No Processo Informativo para a beatificação do Pe. Claret, respondendo ao Art. 135, o Pe. José Xifré afirma que a formulação é incompleta, pois, ao perguntar sobre a preparação de Claret para o seu trânsito final, menciona-se a recepção dos sacramentos e da profissão de fé, mas “não se diz que antes de sua morte o Sr. Claret fez uma profissão solene na Congregação que havia fundado, como já declarei, cuja profissão fez em minhas mãos” (PIM, ses. 17).

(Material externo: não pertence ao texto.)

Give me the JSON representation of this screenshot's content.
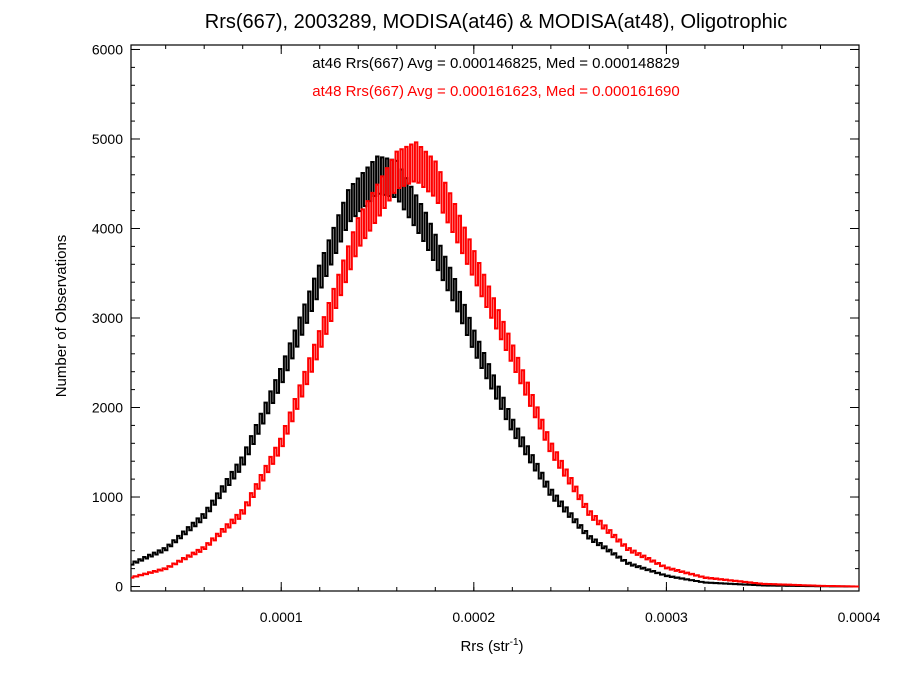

A Profissão aconteceu no dia 8 de outubro de 1870.
Xifré fez esta declaração, sob juramento, em fevereiro de 1889. Quatro anos depois, enquanto navegava entre o Panamá e Guayaquil, escreveu, com amor apaixonado, a Crônica da Congregação (que era desconhecida até ser publicada pelo Pe. Juan Postius nos Anales de 1916). Esta, como é natural, dedica uma boa seção ao Fundador. Pois bem, ao narrar a sua santa morte, diz que, anteriormente, “quis verificar o que antes não tinha podido fazer, a profissão religiosa com as formalidades prescritas, cumprindo doravante, em virtude dos votos, o que sem eles havia cumprido sempre”.
a.- Profissão Religiosa dos CMF
De fato, na Congregação a profissão religiosa não pode ser feita até o verão de 1870. No dia 11 de fevereiro, Pio IX havia aprovado definitivamente as Constituições e havia reconhecido a Congregação como um instituto religioso, com votos públicos e obrigatórios; para coroar tudo, no dia 8 de julho aprovou também a fórmula da profissão, na qual, ao antigo juramento de permanência e à consagração especial a Deus e Maria, em uso desde 1862, foi acrescentada a emissão dos três votos religiosos.
Os missionários professaram durante todo aquele verão e outono. Como todos já possuíam os votos privados, segundo as Constituições em vigor desde a Páscoa de 1866, as Atas falam em “renovar” os votos. As primeiras comunidades a fazê-lo foram as de Sant Martí de Sobremunt e Vic, nos dias 11 e 12 de agosto. A de Prades, a começar pelo Padre Xifré, que professava nas mãos do Padre Clotet, “superioris vices gerentis Generalis”, preferiu fazê-lo na festa do Coração de Maria, que naquele ano se celebrou no dia 28 de agosto.
Nessa data Claret já estava em Fontfroide há três semanas, de modo que os Missionários da casa central não tiveram a alegria de professar em suas mãos, como os de Segóvia em 1862. O acontecimento não implicou em mudanças na Congregação, pois durante anos, de alguma forma, todos “professavam”. A novidade foi o traço da eclesialidade, ao fazê-lo com uma fórmula aprovada pela Santa Sé e se comprometer a viver de acordo com as Constituições já definitivas. Não sabemos se o Pe. Claret e o Pe. Lorenzo Puig, em seu retiro de Fontfroide, ficaram sabendo do que se viveu em Prades.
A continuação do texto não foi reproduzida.